I tossed a shorter version of this clip into a post last night but it deserves its own thread, particularly given how discordant it is with Fox’s morning and primetime programming. FNC nemesis Gabriel Sherman insists that this never would have aired if Roger Ailes was still in charge. Is that right? Seems to me that Shep pops off pretty regularly in ways that undercut the right’s conventional wisdom. But maybe attacking Trump and imperiling the network’s relationship with the White House would be a bridge too far for Ailes.
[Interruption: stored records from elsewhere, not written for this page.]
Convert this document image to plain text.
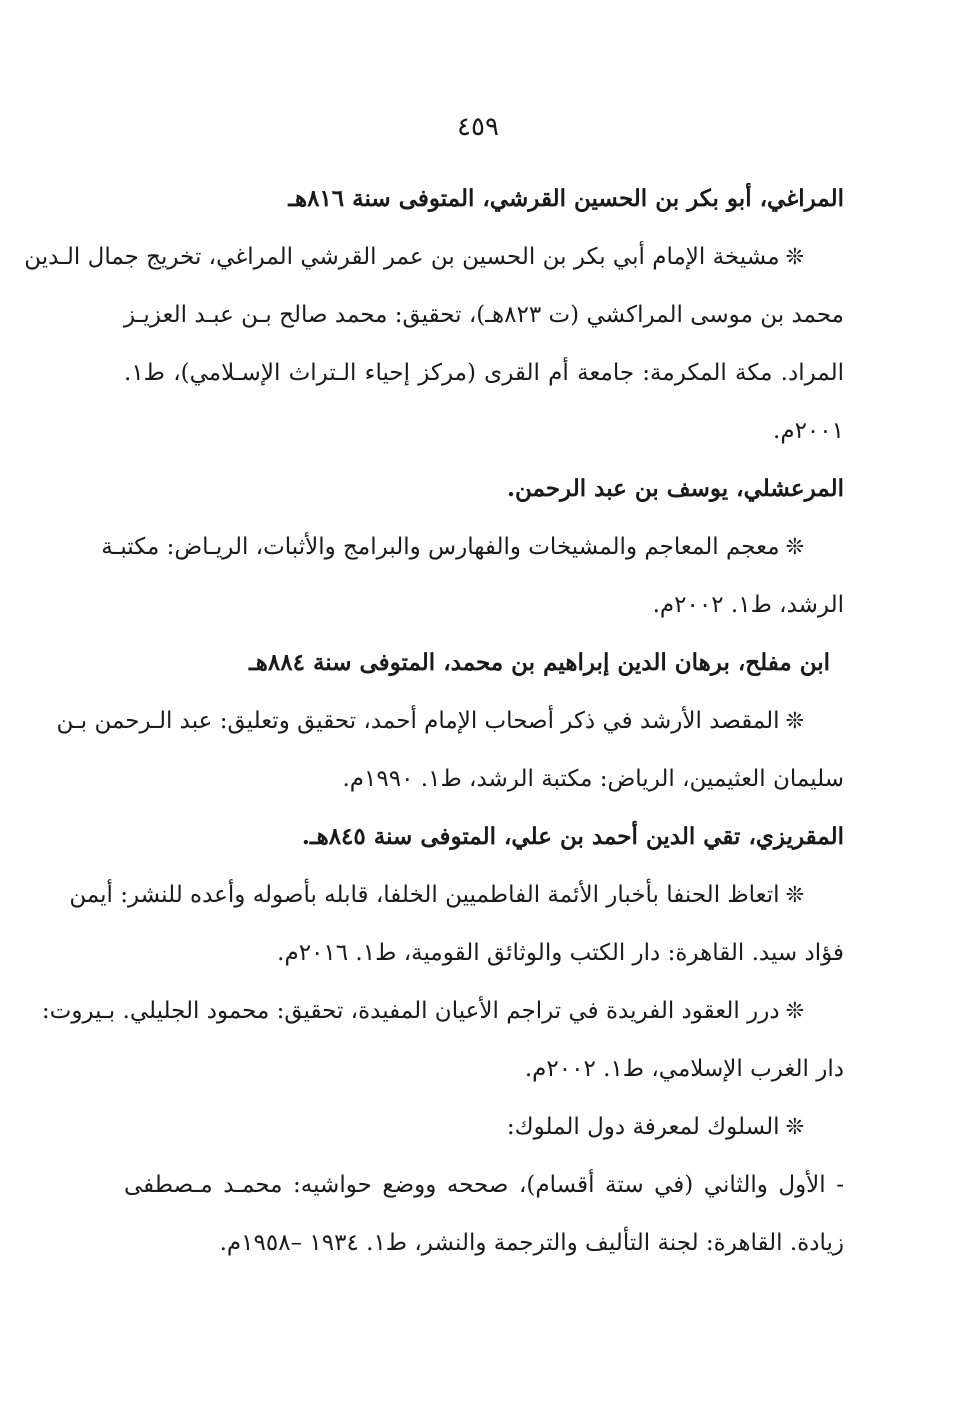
٤٥٩
المراغي، أبو بكر بن الحسين القرشي، المتوفى سنة ٨١٦هـ
❊مشيخة الإمام أبي بكر بن الحسين بن عمر القرشي المراغي، تخريج جمال الـدين
محمد بن موسى المراكشي (ت ٨٢٣هـ)، تحقيق: محمد صالح بـن عبـد العزيـز
المراد. مكة المكرمة: جامعة أم القرى (مركز إحياء الـتراث الإسـلامي)، ط١.
٢٠٠١م.
المرعشلي، يوسف بن عبد الرحمن.
❊معجم المعاجم والمشيخات والفهارس والبرامج والأثبات، الريـاض: مكتبـة
الرشد، ط١. ٢٠٠٢م.
ابن مفلح، برهان الدين إبراهيم بن محمد، المتوفى سنة ٨٨٤هـ
❊المقصد الأرشد في ذكر أصحاب الإمام أحمد، تحقيق وتعليق: عبد الـرحمن بـن
سليمان العثيمين، الرياض: مكتبة الرشد، ط١. ١٩٩٠م.
المقريزي، تقي الدين أحمد بن علي، المتوفى سنة ٨٤٥هـ.
❊اتعاظ الحنفا بأخبار الأئمة الفاطميين الخلفا، قابله بأصوله وأعده للنشر: أيمن
فؤاد سيد. القاهرة: دار الكتب والوثائق القومية، ط١. ٢٠١٦م.
❊درر العقود الفريدة في تراجم الأعيان المفيدة، تحقيق: محمود الجليلي. بـيروت:
دار الغرب الإسلامي، ط١. ٢٠٠٢م.
❊السلوك لمعرفة دول الملوك:
- الأول والثاني (في ستة أقسام)، صححه ووضع حواشيه: محمـد مـصطفى
زيادة. القاهرة: لجنة التأليف والترجمة والنشر، ط١. ١٩٣٤ –١٩٥٨م.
Fox isn’t the only otherwise reliable Trump ally to show some unhappiness about Russiagate in the past 24 hours. This is what greeted me when I checked the Drudge Report this morning:
The man in the Russian hat is Rob Goldstone, who brokered the meeting between Don Jr and the Russian lawyer. Et tu, Matt Drudge?
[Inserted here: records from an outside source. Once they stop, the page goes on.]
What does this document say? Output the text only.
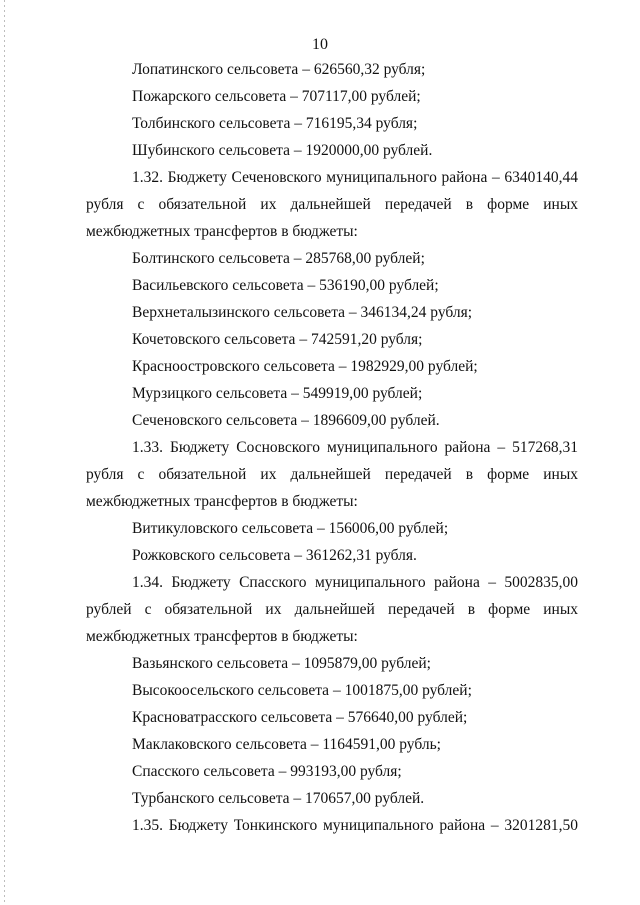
10
Лопатинского сельсовета – 626560,32 рубля;
Пожарского сельсовета – 707117,00 рублей;
Толбинского сельсовета – 716195,34 рубля;
Шубинского сельсовета – 1920000,00 рублей.
1.32. Бюджету Сеченовского муниципального района – 6340140,44
рубля с обязательной их дальнейшей передачей в форме иных
межбюджетных трансфертов в бюджеты:
Болтинского сельсовета – 285768,00 рублей;
Васильевского сельсовета – 536190,00 рублей;
Верхнеталызинского сельсовета – 346134,24 рубля;
Кочетовского сельсовета – 742591,20 рубля;
Красноостровского сельсовета – 1982929,00 рублей;
Мурзицкого сельсовета – 549919,00 рублей;
Сеченовского сельсовета – 1896609,00 рублей.
1.33. Бюджету Сосновского муниципального района – 517268,31
рубля с обязательной их дальнейшей передачей в форме иных
межбюджетных трансфертов в бюджеты:
Витикуловского сельсовета – 156006,00 рублей;
Рожковского сельсовета – 361262,31 рубля.
1.34. Бюджету Спасского муниципального района – 5002835,00
рублей с обязательной их дальнейшей передачей в форме иных
межбюджетных трансфертов в бюджеты:
Вазьянского сельсовета – 1095879,00 рублей;
Высокоосельского сельсовета – 1001875,00 рублей;
Красноватрасского сельсовета – 576640,00 рублей;
Маклаковского сельсовета – 1164591,00 рубль;
Спасского сельсовета – 993193,00 рубля;
Турбанского сельсовета – 170657,00 рублей.
1.35. Бюджету Тонкинского муниципального района – 3201281,50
On the other hand, about 12 hours after Shep unleashed the tirade seen below, Fox was back to broadcasting stuff like this:
We've reached the "Nixon was right" stage of the Trump defense. pic.twitter.com/Wj7uBCY0ua
— Will Saletan (@saletan) July 15, 2017
I don’t think it’s that hard to square Team Trump’s claim that Russiagate writ large is a nothingburger with their lies about Don Jr’s meeting. It’s possible (if unlikely at this point) that the meeting represents the extent of the campaign’s attempts to collude with Russia. But it’s also undeniably true that Don Jr’s interest in collusion, immortalized in emails to Goldstone, is hugely damaging politically, forcing the White House to shift from “there was no attempt to collude” to “there was no successful attempt to collude.” The campaign’s supposedly clean hands will never be fully clean again. It’s like meeting with a hit man to discuss killing someone, then having that person turn up dead a few weeks later. Even if you ended up not hiring the assassin, even if the deceased’s death turned out to be a total coincidence, you really wouldn’t want people to know that you held that meeting, right? You’d never get out from under the cloud of suspicion.
But that’s not to say that the attendees should pay no penalty, even if they’re telling the truth that nothing came of their chat with Veselnitskaya. A good question from career CIA officer Edward Price: How does Jared Kushner still have a security clearance?
I am confident in saying that my clearance would have been immediately revoked had I, as a career CIA officer, been accused of a fraction of these activities. In my case, the clearance process culminating in my first day at Langley lasted approximately a year, fairly standard for the period. It consisted of interviews, psychological exams and a lie detector test, while my family, friends and neighbors were subjected to questions about everything from my financial health to my drinking habits by humorless federal agents. When I ultimately was cleared to join the ranks of the CIA, the imperatives of unimpeachable integrity and sound judgment were stressed at every turn. It’s a mantra that becomes an ethos for our national security officials…
If Kushner indeed still retains his clearance, there’s an unmistakable double standard at play. Career officials, many of whom spend decades in service of their country, are subject to a different set of rules than those under the protection of the powerful. That’s never how the system has worked, nor is it how it should work. The classified information Kushner has access to is no less sensitive, and, in fact, his position in the West Wing—where I spent the past few years—exposes him to a much broader array of the most classified information and programs in the U.S. government than he would in most other executive branch roles.
The hard-nosed answer to Price’s question is that the president can grant a security clearance to anyone he likes. So let’s rephrase it: How is it in the interest of America’s national security for Jared Kushner to still have a security clearance? Even if you presume he’s innocent of collusion, the number of dubious meetings with Russians that he’s had to reveal belatedly (Kislyak, Veselnitskaya, the head of that state-run Russian bank) makes him a potential blackmail risk. What other still unknown meetings might he have had that Russia knows about but which Americans, as yet, do not?
Exit question: Shep notes here that Fox has confirmed there was an eighth person in Don Jr’s meeting along with Junior himself, Kushner, Manafort, Goldstone, Veselnitskaya, Rinat Akhmetshin, and a translator. Has anyone identified yet who that person was? Unless I missed it, as of Saturday afternoon we’re still in the dark about it.